No vamos a ir haciendo en nombre de la fe obras de ingeniería en la vida, pero sí con nuestra fe podemos ir transformando la faz de nuestro mundo desde el amor
Habacuc 1,12–2,4; Sal 9; Mateo 17,14-20
‘Se lo he traído a tus discípulos y ellos no han podido curarlo’.
Allí estaba aquel padre angustiado con la enfermedad de su hijo; era algo muy
fuerte que ponía a cada rato en peligro la vida del niño; como a una tabla de salvación
acude a Jesús, pero Jesús no está; allí están los discípulos, aquellos a los
que Jesús había enviado un día con el poder de curar a los enfermos y expulsar
demonios, pero ellos ahora no habían podido hacer nada.

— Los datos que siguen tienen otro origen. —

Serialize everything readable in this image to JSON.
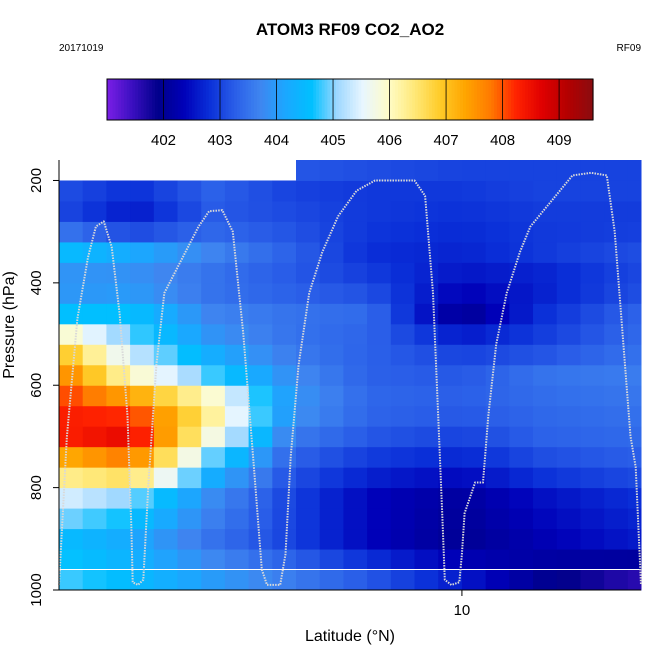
{
  "chart_data": {
    "type": "heatmap",
    "title": "ATOM3 RF09 CO2_AO2",
    "date_label": "20171019",
    "flight_label": "RF09",
    "xlabel": "Latitude (°N)",
    "ylabel": "Pressure (hPa)",
    "xlim": [
      -5.3,
      16.8
    ],
    "ylim": [
      1000,
      160
    ],
    "y_reversed": true,
    "x_ticks": [
      10
    ],
    "y_ticks": [
      200,
      400,
      600,
      800,
      1000
    ],
    "colorbar": {
      "min": 401.0,
      "max": 409.6,
      "tick_values": [
        402,
        403,
        404,
        405,
        406,
        407,
        408,
        409
      ],
      "tick_labels": [
        "402",
        "403",
        "404",
        "405",
        "406",
        "407",
        "408",
        "409"
      ],
      "colors": [
        "#7b1fe6",
        "#3a0fc0",
        "#00008a",
        "#0000b8",
        "#0a2fd8",
        "#2a5ee8",
        "#3f86f0",
        "#1aa8ff",
        "#00c0ff",
        "#9fd8ff",
        "#e8f6ff",
        "#fffcc8",
        "#ffe97a",
        "#ffcc2a",
        "#ffa500",
        "#ff7a00",
        "#ff2200",
        "#e00000",
        "#b40000",
        "#8a0c10"
      ]
    },
    "grid": {
      "lat_edges": [
        -5.3,
        -4.4,
        -3.5,
        -2.6,
        -1.7,
        -0.8,
        0.1,
        1.0,
        1.9,
        2.8,
        3.7,
        4.6,
        5.5,
        6.4,
        7.3,
        8.2,
        9.1,
        10.0,
        10.9,
        11.8,
        12.7,
        13.6,
        14.5,
        15.4,
        16.3,
        16.8
      ],
      "p_edges": [
        1000,
        960,
        920,
        880,
        840,
        800,
        760,
        720,
        680,
        640,
        600,
        560,
        520,
        480,
        440,
        400,
        360,
        320,
        280,
        240,
        200,
        160
      ],
      "anchor_lat": [
        -5.0,
        -2.5,
        0.5,
        3.5,
        6.5,
        10.0,
        13.0,
        16.5
      ],
      "anchor_p": [
        980,
        900,
        820,
        760,
        700,
        640,
        580,
        520,
        460,
        400,
        340,
        280,
        220,
        180
      ],
      "anchor_values": [
        [
          404.8,
          404.5,
          404.0,
          403.6,
          403.2,
          402.6,
          402.0,
          401.6
        ],
        [
          404.5,
          404.2,
          403.5,
          403.0,
          402.4,
          402.0,
          402.3,
          402.6
        ],
        [
          405.4,
          405.0,
          403.8,
          403.0,
          402.4,
          402.1,
          402.5,
          402.8
        ],
        [
          406.8,
          407.4,
          404.5,
          403.2,
          402.8,
          402.6,
          403.0,
          403.2
        ],
        [
          408.3,
          408.6,
          405.8,
          403.6,
          403.2,
          403.0,
          403.3,
          403.4
        ],
        [
          408.3,
          408.0,
          406.5,
          404.0,
          403.4,
          403.3,
          403.4,
          403.5
        ],
        [
          407.6,
          406.0,
          404.8,
          403.8,
          403.3,
          403.2,
          403.5,
          403.6
        ],
        [
          406.6,
          405.0,
          404.0,
          403.5,
          403.3,
          402.9,
          403.0,
          403.4
        ],
        [
          404.6,
          404.6,
          403.7,
          403.5,
          403.4,
          402.0,
          402.8,
          403.3
        ],
        [
          403.6,
          403.7,
          403.4,
          403.2,
          403.0,
          402.5,
          402.6,
          403.0
        ],
        [
          404.5,
          404.2,
          403.7,
          403.3,
          402.8,
          402.7,
          402.9,
          403.1
        ],
        [
          403.0,
          402.5,
          403.2,
          403.1,
          402.9,
          402.8,
          402.9,
          402.9
        ],
        [
          403.1,
          402.8,
          403.3,
          403.0,
          402.9,
          402.9,
          403.0,
          403.0
        ],
        [
          403.2,
          403.2,
          403.3,
          403.2,
          403.1,
          403.0,
          403.0,
          403.0
        ]
      ],
      "missing_region": {
        "lat_min": -5.3,
        "lat_max": 3.6,
        "p_min": 160,
        "p_max": 200
      }
    },
    "flight_track": [
      [
        -5.3,
        990
      ],
      [
        -5.0,
        700
      ],
      [
        -4.6,
        470
      ],
      [
        -4.2,
        350
      ],
      [
        -3.9,
        290
      ],
      [
        -3.6,
        280
      ],
      [
        -3.3,
        330
      ],
      [
        -3.0,
        460
      ],
      [
        -2.7,
        660
      ],
      [
        -2.55,
        880
      ],
      [
        -2.5,
        985
      ],
      [
        -2.3,
        990
      ],
      [
        -2.1,
        980
      ],
      [
        -1.9,
        790
      ],
      [
        -1.6,
        560
      ],
      [
        -1.3,
        420
      ],
      [
        0.0,
        290
      ],
      [
        0.4,
        260
      ],
      [
        0.9,
        258
      ],
      [
        1.3,
        300
      ],
      [
        1.7,
        500
      ],
      [
        2.1,
        760
      ],
      [
        2.4,
        960
      ],
      [
        2.6,
        990
      ],
      [
        3.1,
        990
      ],
      [
        3.3,
        930
      ],
      [
        3.5,
        740
      ],
      [
        3.8,
        560
      ],
      [
        4.2,
        420
      ],
      [
        4.7,
        340
      ],
      [
        5.3,
        270
      ],
      [
        6.0,
        220
      ],
      [
        6.7,
        200
      ],
      [
        7.5,
        200
      ],
      [
        8.2,
        200
      ],
      [
        8.6,
        230
      ],
      [
        8.9,
        420
      ],
      [
        9.1,
        660
      ],
      [
        9.25,
        850
      ],
      [
        9.35,
        980
      ],
      [
        9.6,
        990
      ],
      [
        9.9,
        985
      ],
      [
        10.0,
        930
      ],
      [
        10.1,
        850
      ],
      [
        10.5,
        790
      ],
      [
        10.8,
        790
      ],
      [
        11.0,
        660
      ],
      [
        11.3,
        520
      ],
      [
        11.7,
        420
      ],
      [
        12.2,
        340
      ],
      [
        12.6,
        290
      ],
      [
        14.2,
        190
      ],
      [
        14.9,
        185
      ],
      [
        15.5,
        190
      ],
      [
        15.8,
        300
      ],
      [
        16.1,
        500
      ],
      [
        16.4,
        700
      ],
      [
        16.6,
        760
      ],
      [
        16.8,
        990
      ]
    ],
    "surface_line_p": 960,
    "legend": "top"
  }
}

Insisto en este aspecto; ¿cómo se sentirían los discípulos? Impotentes
porque le habían pedido aquel para lo que un día Jesús les había dado poder y
ahora no habían podido hacer nada. ¿Podrían ellos embarcarse de verdad en
aquella ‘aventura’ del Reino de Dios en la que se sentían comprometidos con
Jesús?
Sensaciones así tenemos también muchas veces. Queríamos hacer algo
bueno, querríamos ayudar a alguien, queríamos quizá estar al lado de alguien en
el proceso de su vida y no habíamos sido capaces de ayudarles de verdad, como
si las cosas se volviesen en nuestra contra. Como tantas veces nos sucede en
muchas cosas de la vida, lo sabemos hacer, pero no fuimos capaces; ahora
pensamos quizás que podíamos haberlo hecho de otra manera, pero en aquel
momento no nos vino la idea y las cosas se quedaron a la mitad o quizás fueron
un fracaso. Sí, sensación de fracaso podemos sentir cuando no avanzamos en la
vida como nosotros quisiéramos, porque no somos capaces de superar ciertos
escollos, porque nos aparece una y otra vez el mismo peligro y la misma tentación
y volvimos a tropezar en la misma piedra. Y así no se cuantas cosas más.
Nos quedamos chafados, frustrados, con sensación de fracaso,
desanimados. Pero el ser humano ha de saber buscar y encontrar recursos para
levantarse de ese desánimo. No podemos perder la fe ni la esperanza.
Humanamente hemos de creer en nosotros mismos, con esa capacidad de superreacción
que siempre ha de haber en la vida; por otra parte hemos de aprender de
nuestros propios errores y fracasos para no tropezar en la misma piedra, pero también
hemos de saber dejarnos conducir. No es que estemos pendientes del juicio de
los demás, de lo que más o menos le agrade a los otros. Es distinto. Siempre abr
alguna persona buena que nos hace una oportuna indicación, siempre habrá una
palabra de animo que nos ayude a sacar fuerzas, siempre abr una mano que se
pose sobre nuestro hombro para levantarnos del desánimo.
Pero todo esto tenemos que verlo con ojos de fe también. La fe no es
una cosa que tengamos guardada en un rincón como un libro que tenemos
amontonado en nuestra biblioteca. La fe tiene que ser algo vivido, algo que sea
motor en nuestro interior, luz en nuestro camino, fuerza en nuestras luchas.
Una fe que nos abre caminos; una fe que nos eleva desde el ras del
suelo de nuestro materialismo; una fe que nos hace mirar a lo alto, no solo
porque nuestras metas han de ser siempre altas, sino porque miramos y nos
apoyamos en aquel que nunca nos fallará.
Es la fe que nos irá haciendo sortear tantos baches o tantos tropiezos
que nos van apareciendo en la vida; es la fe que nos hace sentir paz en nuestro
interior; es la fe que nos abre al amor de Dios queriendo amar nosotros de la
misma manera; es la fe que nos hace constantes en nuestro espíritu de servicio
buscando siempre la mejor manera de ayudar, de amar a cuantos están a nuestro
lado.
Hoy termina Jesús diciéndonos que si tuviéramos fe, aunque sea tan
pequeña como un grano de mostaza, pero es una fe viva, seremos capaces de mover
montañas. No vamos a ir haciendo obras de ingeniería en la vida, pero sí con
nuestra fe podemos ir transformando la faz de nuestro mundo desde el amor. ‘Señor,
aumenta mi fe’, tenemos que pedirle.